Fordayak Kalteng Gelar Seminar Strategi Mengentaskan Konflik Lahan
PALANGKA RAYA || www.liputankalteng.id || Dewan Pimpinan Pusat (DPP) Forum Pemuda Dayak (Fordayak) Kalimantan Tengah bekerjasama dengan DPD.Fordayak Barito Utara menggelar Kegiatan Seminar Sehari dengan Thema “Strategi Pemerintah dan Lembaga Adat Mengentaskan Konflik Lahan di Kawasan IUP dan HGU di Kalimantan Tengah Secara Holistik dan Subtansial” di Hotel Best Western Batang Garing Jalan RTA.Milono Kota Palangka Raya, Senin (12/09/2022) pukul 08.00 WIB.
Kegiatan tersebut secara resmi dibuka oleh Gubernur Kalimantan Tengah, H.Sugianto Sabran, diwakili Staf Ahli Bidang Ekonomi Keuangan dan Pembangunan, Yuas Elko. Dalam sambutannya Gubernur KaltengĀ mengatakan, Pemerintah Provinsi Kalimantan Tengah sangat menyambut baik kegiatan seminar sehari yang digagas oleh Fordayak Kalteng.
“Pemerintah Daerah dan Lembaga Adat termasuk Stakeholder dapat bersatu padu dalam upaya penyelesaian konflik di kawasan hutan, baik itu pertambangan, kehutanan dan perkebunan. Dengan membangun sistem dan menata ketertiban maka akan membawa dampak positif bagi keberlangsungan perekonomian dan kesejahteraan masyarakat di Kalteng,” ucapnya.
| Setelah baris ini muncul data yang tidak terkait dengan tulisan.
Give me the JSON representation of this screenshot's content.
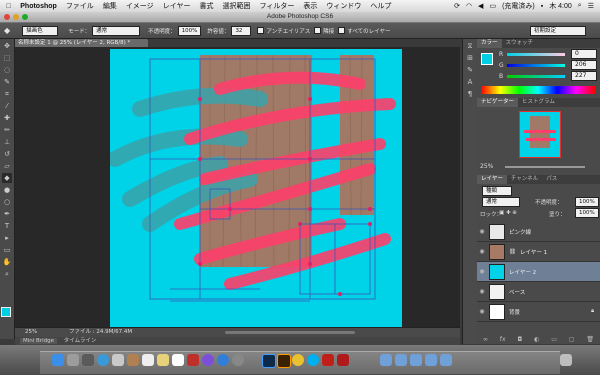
{
  "menubar": {
    "app_name": "Photoshop",
    "items": [
      "ファイル",
      "編集",
      "イメージ",
      "レイヤー",
      "書式",
      "選択範囲",
      "フィルター",
      "表示",
      "ウィンドウ",
      "ヘルプ"
    ],
    "battery_text": "(充電済み)",
    "clock": "木 4:00"
  },
  "window": {
    "title": "Adobe Photoshop CS6"
  },
  "options": {
    "tool_preset": "描画色",
    "mode_label": "モード：",
    "mode_value": "通常",
    "opacity_label": "不透明度：",
    "opacity_value": "100%",
    "tolerance_label": "許容値：",
    "tolerance_value": "32",
    "antialias_label": "アンチエイリアス",
    "contiguous_label": "隣接",
    "all_layers_label": "すべてのレイヤー",
    "workspace": "初期設定"
  },
  "document": {
    "tab_title": "名称未設定 1 @ 25% (レイヤー 2, RGB/8) *",
    "zoom": "25%",
    "file_info": "ファイル : 24.9M/67.4M"
  },
  "bottom_tabs": [
    "Mini Bridge",
    "タイムライン"
  ],
  "color_panel": {
    "tabs": [
      "カラー",
      "スウォッチ"
    ],
    "r_label": "R",
    "g_label": "G",
    "b_label": "B",
    "r_value": "0",
    "g_value": "206",
    "b_value": "227",
    "fg_color": "#00cee3"
  },
  "navigator_panel": {
    "tabs": [
      "ナビゲーター",
      "ヒストグラム"
    ],
    "zoom": "25%"
  },
  "layers_panel": {
    "tabs": [
      "レイヤー",
      "チャンネル",
      "パス"
    ],
    "filter_label": "種類",
    "blend_mode": "通常",
    "opacity_label": "不透明度：",
    "opacity_value": "100%",
    "lock_label": "ロック：",
    "fill_label": "塗り：",
    "fill_value": "100%",
    "layers": [
      {
        "name": "ピンク線",
        "thumb": "#e8e8e8",
        "selected": false
      },
      {
        "name": "レイヤー 1",
        "thumb": "#a87a66",
        "selected": false
      },
      {
        "name": "レイヤー 2",
        "thumb": "#00d2e8",
        "selected": true
      },
      {
        "name": "ベース",
        "thumb": "#f2f2f2",
        "selected": false
      },
      {
        "name": "背景",
        "thumb": "#ffffff",
        "selected": false
      }
    ]
  },
  "accent_colors": {
    "canvas_cyan": "#00d2e8",
    "stroke_red": "#ff3f6a",
    "wood": "#9a7a66"
  }
}
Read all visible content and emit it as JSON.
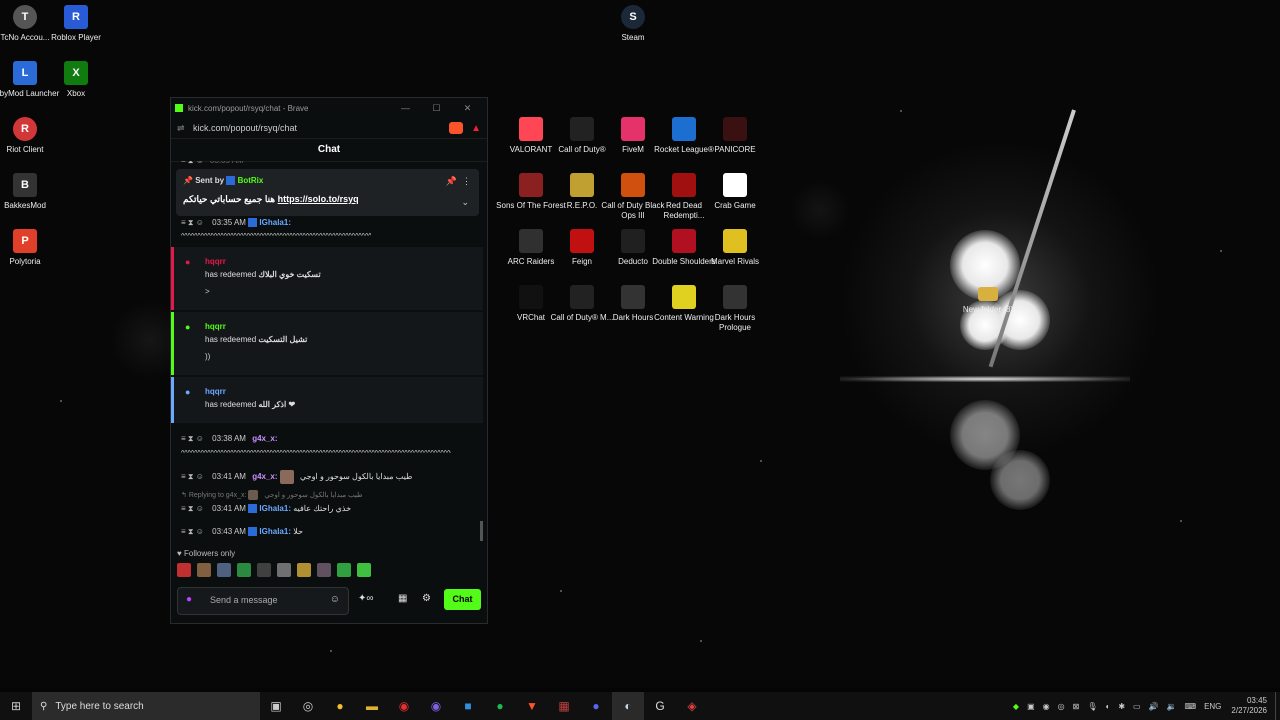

Harapan kita, kata Yuas, melalui kegiatan seminar sehari ini, dapat menjadi perhatian seluruh pemangku kepentingan untuk identifikasi dan akar permasalahan dalam konflik pertanahan, sehingga dapat memperoleh solusi untuk menumbuhkan perekonomian masyarakat di Kalimantan Tengah.
“Saya berharap, permasalahan tanah di Kalteng dapat diatasi dengan baik sehingga program pemerintah di bidang pertanahan segera terealisasi untuk mempercepat pembangunan dan meningkatkan pertumbuhan ekonomi serta kesejahteraan masyarakat,” pungkasnya.
Sementara itu, Ketua Umum Fordayak, Bambang Irawan melalui Ketua DPD Fordayak Barito Utara, Leny Saujana Habibie mengatakan bahwa tujuan seminar tersebut outputnya yaitu
mendorong Pemerintah Provinsi Kalteng untuk menerbitkan sebuah regulasi baik itu berupa peraturan daerah (Perda) atau pergub, sebagai pedoman pemberian tali asih kepada masyarakat adat, dengan tidak membebani, perusahaan yang telah berinvestasi.
“Konflik yang paling banyak terjadi di Kalimantan Tengah ini adalah konflik masalah lahan. Hal tersebut terjadi dikarenakan tidak adanya regulasi peraturan atau pedoman yang selama ini mengatur tentang hal itu,’ ungkap Leni.
Lanjutnya, Disini perlu adanya kerjasama seperti Lembaga Adat sebagai perwakilan masyarakat, Dewan Perwakilan Rakyat Daerah (DPRD) sebagai tempat menyampaikan aspirasi.
Dan Pemprov sebagai orang yang mempunyai hak peto untuk membuat regulasi.
“Kita berupaya untuk mendorong agar dapat diterbitkan sebuah regulasi, artinya kita berkeinginan masyarakat mendapatkan tali asih itu tidak hanya orang per orang saja, melainkan semua penduduk desa yang berada di kawasan IUP,” pungkasnya. (Samuel).